2014 Conservation Work on Gough Island
Edited from a report on the Agreement on the Conservation of Albatrosses and Petrels Website www.acap with permission from ACAP’s Information Officer John Cooper who unusually will not take part in this year’s Gough expedition as he is attending ACAP meetings in Uruguay.
Another group of marine ornithologists are travelling to Gough Island to conduct research on its threatened populations of albatrosses and petrels. This year’s expedition sailed from Cape Town on 4th September on South Africa’s Antarctic research and supply vessel, MV SA Agulhas II.

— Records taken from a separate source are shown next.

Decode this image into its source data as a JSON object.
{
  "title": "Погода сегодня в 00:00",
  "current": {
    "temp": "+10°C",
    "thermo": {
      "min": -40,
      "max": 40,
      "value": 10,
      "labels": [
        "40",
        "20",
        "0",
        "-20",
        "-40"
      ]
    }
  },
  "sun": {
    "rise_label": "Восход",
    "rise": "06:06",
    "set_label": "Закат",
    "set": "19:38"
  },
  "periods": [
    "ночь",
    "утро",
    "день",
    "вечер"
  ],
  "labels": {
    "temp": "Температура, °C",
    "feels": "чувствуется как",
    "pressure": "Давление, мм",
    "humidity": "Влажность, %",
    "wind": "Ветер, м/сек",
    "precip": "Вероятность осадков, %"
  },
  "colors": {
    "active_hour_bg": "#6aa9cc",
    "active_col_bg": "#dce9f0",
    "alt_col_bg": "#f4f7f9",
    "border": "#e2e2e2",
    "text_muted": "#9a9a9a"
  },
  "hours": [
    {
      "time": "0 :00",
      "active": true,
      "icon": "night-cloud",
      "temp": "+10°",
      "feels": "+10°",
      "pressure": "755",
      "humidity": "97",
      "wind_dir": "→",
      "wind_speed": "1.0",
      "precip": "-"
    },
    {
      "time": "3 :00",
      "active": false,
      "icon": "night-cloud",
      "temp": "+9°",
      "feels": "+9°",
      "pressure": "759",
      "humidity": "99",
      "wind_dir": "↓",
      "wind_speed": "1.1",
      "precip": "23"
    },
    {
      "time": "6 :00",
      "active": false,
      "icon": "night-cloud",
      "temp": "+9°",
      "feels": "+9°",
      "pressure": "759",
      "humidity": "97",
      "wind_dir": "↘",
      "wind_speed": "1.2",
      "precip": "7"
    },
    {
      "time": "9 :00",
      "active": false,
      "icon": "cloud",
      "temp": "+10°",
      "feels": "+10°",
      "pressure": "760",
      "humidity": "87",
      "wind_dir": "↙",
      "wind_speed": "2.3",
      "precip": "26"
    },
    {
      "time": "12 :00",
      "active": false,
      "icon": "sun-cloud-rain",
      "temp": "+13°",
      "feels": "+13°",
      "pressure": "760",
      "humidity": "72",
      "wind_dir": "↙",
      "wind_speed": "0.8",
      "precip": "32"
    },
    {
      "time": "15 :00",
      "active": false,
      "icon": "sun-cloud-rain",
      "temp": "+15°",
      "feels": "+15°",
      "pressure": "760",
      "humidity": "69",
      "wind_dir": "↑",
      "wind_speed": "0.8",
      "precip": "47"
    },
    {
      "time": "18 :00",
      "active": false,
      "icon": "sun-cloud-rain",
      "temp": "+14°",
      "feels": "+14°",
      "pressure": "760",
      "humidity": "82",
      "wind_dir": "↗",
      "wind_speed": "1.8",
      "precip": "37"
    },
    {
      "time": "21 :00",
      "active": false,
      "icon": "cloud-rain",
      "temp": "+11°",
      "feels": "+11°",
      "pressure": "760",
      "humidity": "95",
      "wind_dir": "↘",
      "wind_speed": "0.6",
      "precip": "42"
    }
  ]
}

As in previous years, seabird research and monitoring on Gough will concentrate on globally threatened species, including the near-endemic and Critically Endangered Tristan Albatross Diomedea dabbenena, the Endangered Atlantic Yellow-nosed Albatross Thalassarche chlororhynchos and the Endangered Sooty Albatross Phoebastria fusca. All three ACAP-listed species face fatal attacks on their chicks by Gough’s “killer” House Mice Mus musculus). Research will also take place on the two other ACAP-listed species that breed on Gough: the Southern Giant Petrel Macronectes giganteus (Least Concern) and the Grey Petrel Procellaria cinerea (Near Threatened).
Three field assistants on the expedition will remain on Gough until October 2015, residing in South Africa’s weather station on the island: Christopher Jones, Werner Kuntz and Michelle Risi. They will continue monitoring of albatrosses and petrels during their stay, as well as continuing with alien plant control in the vicinity of the weather station. Two field assistants, Delia Davis and Ben Dilley, who have spent a year on the island will return with the ship next month.
The ornithological component of the expedition is being led by Peter Ryan, Director of the University of Cape Town’s FitzPatrick Institute, with financial and logistic support from the South African Department of Environmental Affairs and National Science Foundation via the South African National Antarctic Programme, the UK’s Royal Society for the Protection of Birds (RSPB), and the Tristan Conservation Department (TCD).
In addition an aerial photographic survey by South African helicopter of Gough’s population of Atlantic Yellow-nosed Albatrosses is planned in September by Alex Bond of the RSPB’s new Centre for Conservation Science with financial support from the UK’s Darwin Initiative and ACAP. This will be the first-ever such survey, also planned for the main island of Tristan da Cunha, filling, if successful, a noticeable gap in the knowledge of the population size of this species, endemic to the Tristan islands. Alex and Trevor Glass, Head of the TCD, will join the expedition once the ship arrives at Tristan on its way to Gough.